Nurses allege that U.S. hospitals don't have basic infection control and prevention measures in place as they face another surge of COVID-19 cases, this time during flu season.
In a recent survey, National Nurses United, a nationwide union of registered nurses, found that only 18% of nurses worked in hospitals where there was surge capacity planning and preparation.
"Hospitals are continuing to fail when it comes to preparation for COVID-19, even as flu season begins," NNU Executive Director Bonnie Castillo, a registered nurse, said in a prepared statement. "They have had nearly a year to get their act together. We should not still be operating under crisis standards of care. Their lack of preparation means they are knowingly sacrificing the lives of nurses and other health care workers."
The survey found that nurses aren't being tested for COVID-19, aren't being notified immediately when they're exposed to the virus, don't have enough personal protective equipment and are dealing with unsafe staffing levels. Nurses also say their mental health has been affected by the pandemic.
From the survey:
- Seventeen percent of hospital RNs say there is universal PPE use in their emergency departments.
- Less than 9% of hospital nurses say there are plans to triage patients with respiratory symptoms outdoors.
- Twenty percent of nurses and 27% of hospital nurses say that all patients are screened for respiratory problems before admission.
- Twelve percent of nurses say their employer has increased PPE supply in preparation for a COVID-19 surge during flu season.
- Eleven percent of nurses say they received training on recognizing respiratory infections.
The survey was completed Oct. 16 to Nov. 9 and involved unionized and nonunion nurses in all 50 states, Washington, D.C., and two U.S. territories.

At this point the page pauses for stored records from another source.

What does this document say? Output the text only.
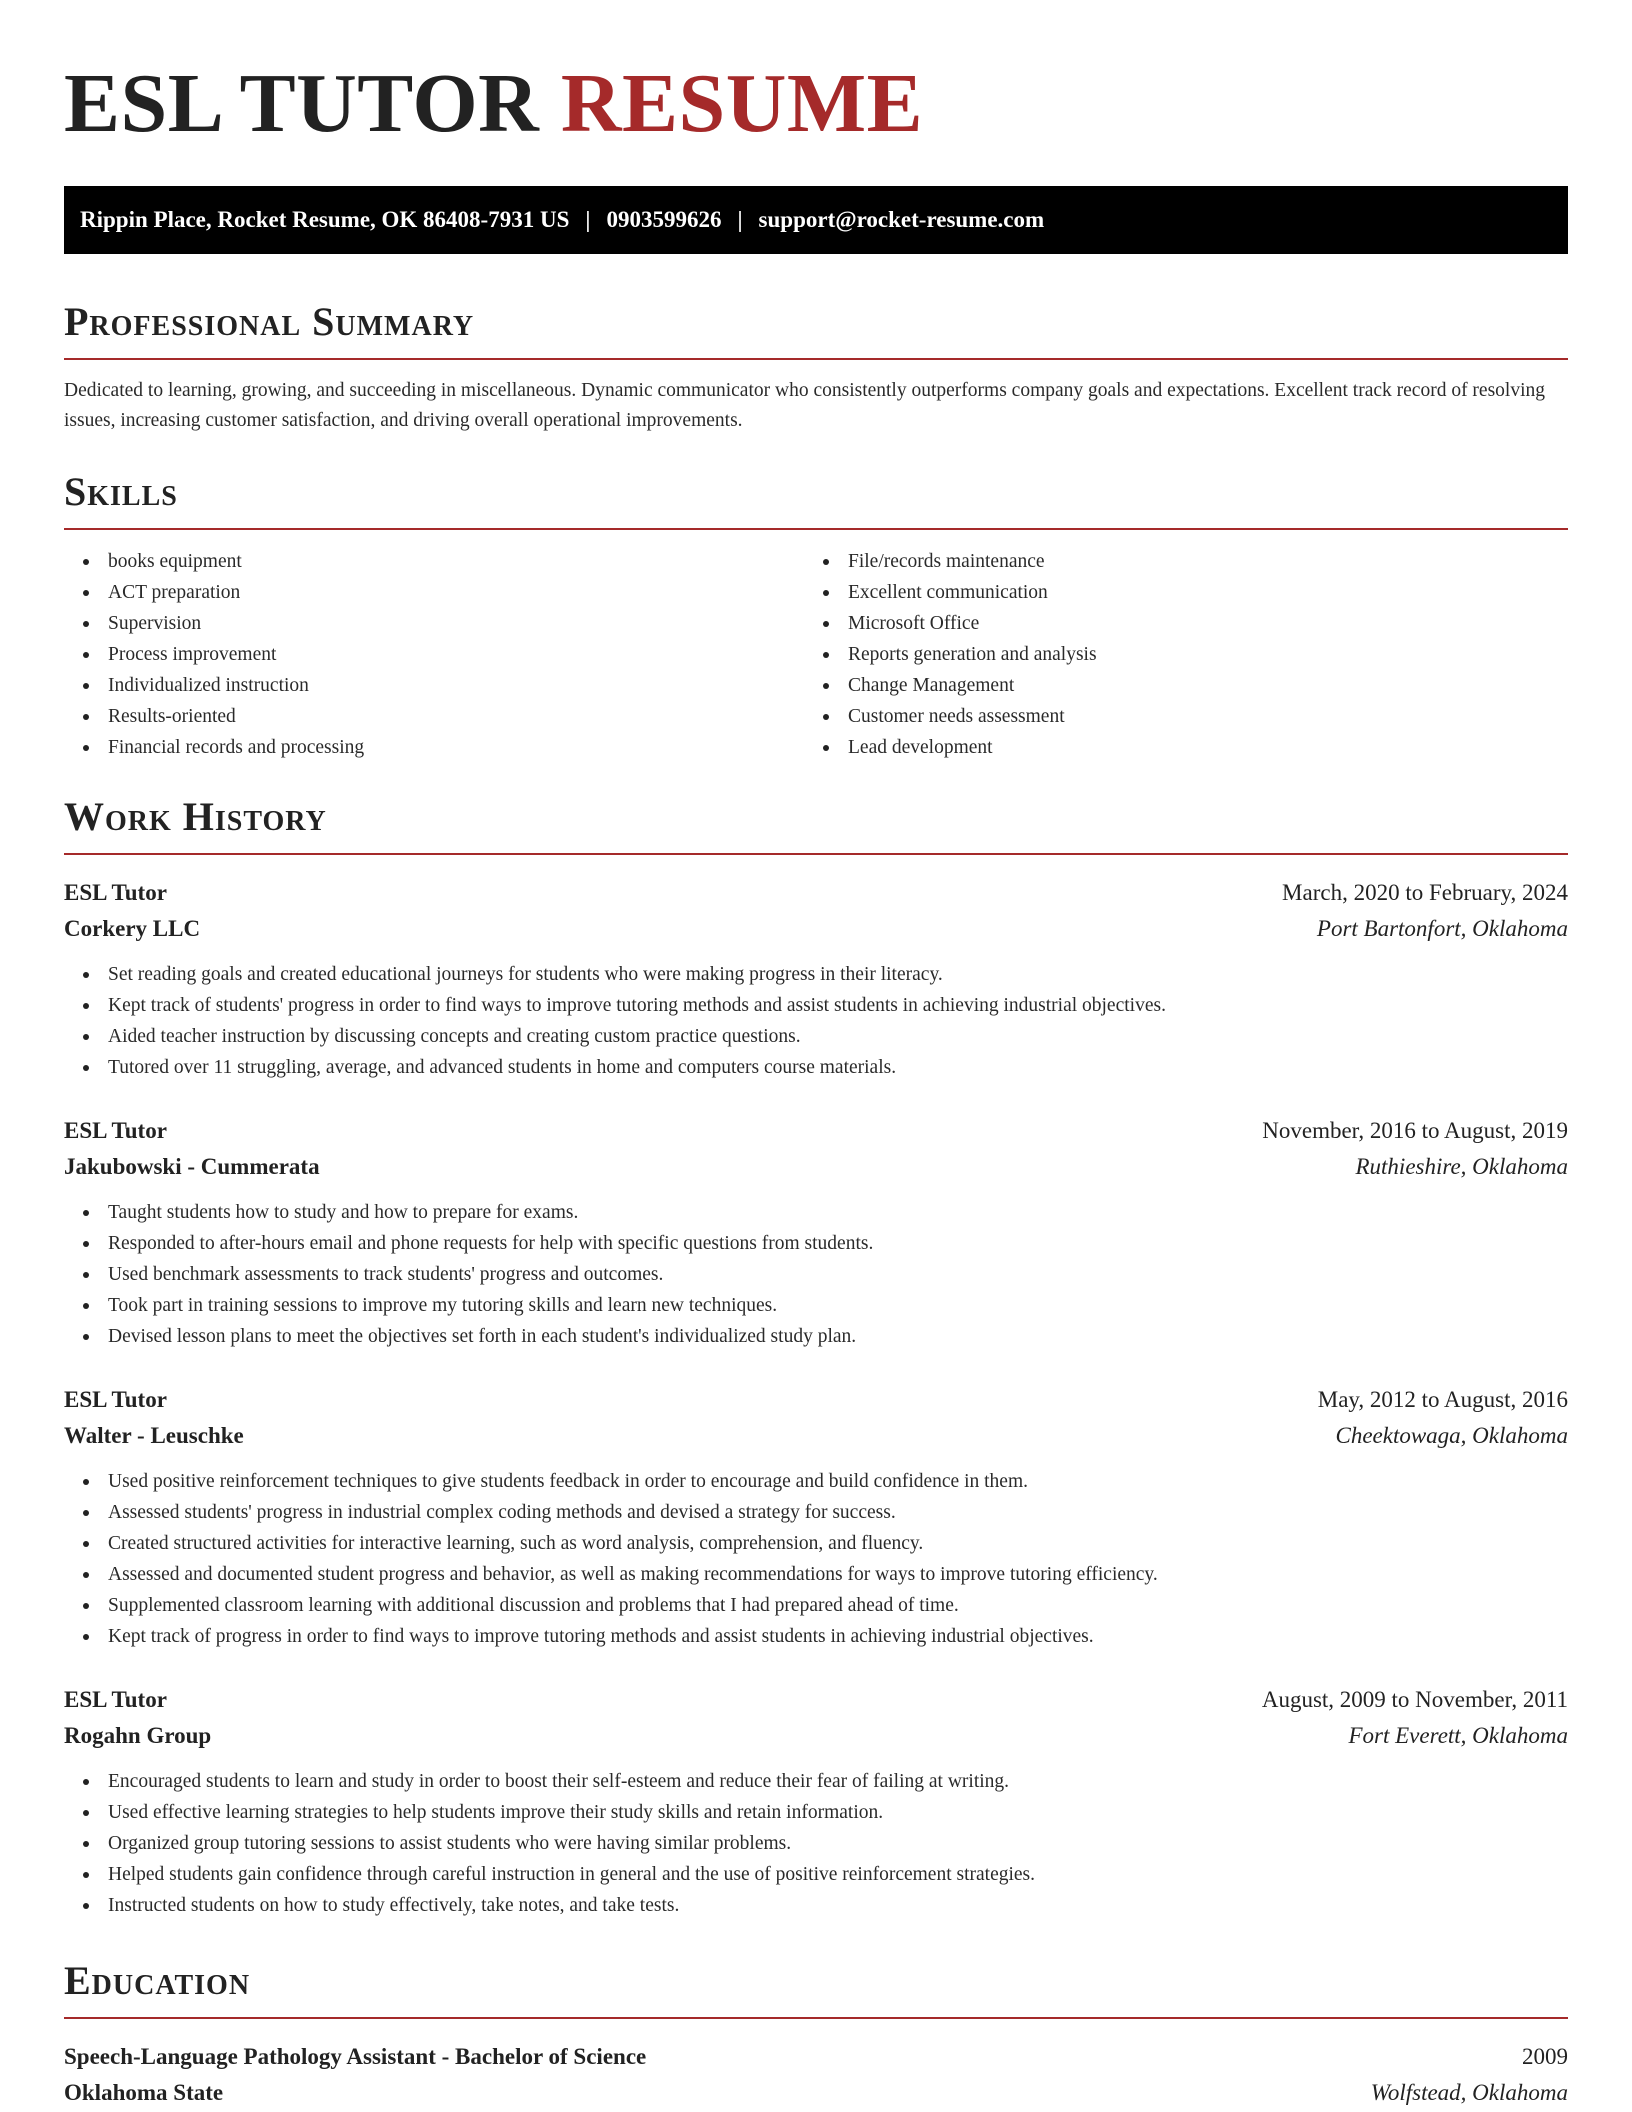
ESL TUTOR RESUME
Rippin Place, Rocket Resume, OK 86408-7931 US | 0903599626 | support@rocket-resume.com
Professional Summary

Dedicated to learning, growing, and succeeding in miscellaneous. Dynamic communicator who consistently outperforms company goals and expectations. Excellent track record of resolving issues, increasing customer satisfaction, and driving overall operational improvements.

Skills
books equipment
ACT preparation
Supervision
Process improvement
Individualized instruction
Results-oriented
Financial records and processing
File/records maintenance
Excellent communication
Microsoft Office
Reports generation and analysis
Change Management
Customer needs assessment
Lead development
Work History
ESL Tutor	March, 2020 to February, 2024
Corkery LLC	Port Bartonfort, Oklahoma
Set reading goals and created educational journeys for students who were making progress in their literacy.
Kept track of students' progress in order to find ways to improve tutoring methods and assist students in achieving industrial objectives.
Aided teacher instruction by discussing concepts and creating custom practice questions.
Tutored over 11 struggling, average, and advanced students in home and computers course materials.
ESL Tutor	November, 2016 to August, 2019
Jakubowski - Cummerata	Ruthieshire, Oklahoma
Taught students how to study and how to prepare for exams.
Responded to after-hours email and phone requests for help with specific questions from students.
Used benchmark assessments to track students' progress and outcomes.
Took part in training sessions to improve my tutoring skills and learn new techniques.
Devised lesson plans to meet the objectives set forth in each student's individualized study plan.
ESL Tutor	May, 2012 to August, 2016
Walter - Leuschke	Cheektowaga, Oklahoma
Used positive reinforcement techniques to give students feedback in order to encourage and build confidence in them.
Assessed students' progress in industrial complex coding methods and devised a strategy for success.
Created structured activities for interactive learning, such as word analysis, comprehension, and fluency.
Assessed and documented student progress and behavior, as well as making recommendations for ways to improve tutoring efficiency.
Supplemented classroom learning with additional discussion and problems that I had prepared ahead of time.
Kept track of progress in order to find ways to improve tutoring methods and assist students in achieving industrial objectives.
ESL Tutor	August, 2009 to November, 2011
Rogahn Group	Fort Everett, Oklahoma
Encouraged students to learn and study in order to boost their self-esteem and reduce their fear of failing at writing.
Used effective learning strategies to help students improve their study skills and retain information.
Organized group tutoring sessions to assist students who were having similar problems.
Helped students gain confidence through careful instruction in general and the use of positive reinforcement strategies.
Instructed students on how to study effectively, take notes, and take tests.
Education
Speech-Language Pathology Assistant - Bachelor of Science	2009
Oklahoma State	Wolfstead, Oklahoma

The flu season hits as COVID-19 cases are surging across the U.S. In the past week, there have been 883,827 COVID-19 cases in the country, a number that has been rising by about 100,000 cases per day, according to the CDC.
"Cases are at record highs across the country, and with the holidays quickly approaching, each of us must do everything possible to reduce the spread of COVID-19. Failing to do our part will prolong the suffering and disruption to our lives, and inevitably lead to more deaths of our friends, neighbors and loved ones," said American Medical Association President Dr. Susan Bailey.
The AMA said physicians are concerned about the latest spike in cases coinciding with flu season and how that will affect PPE shortages, tests and testing supplies and hospitals' intensive care unit capacity.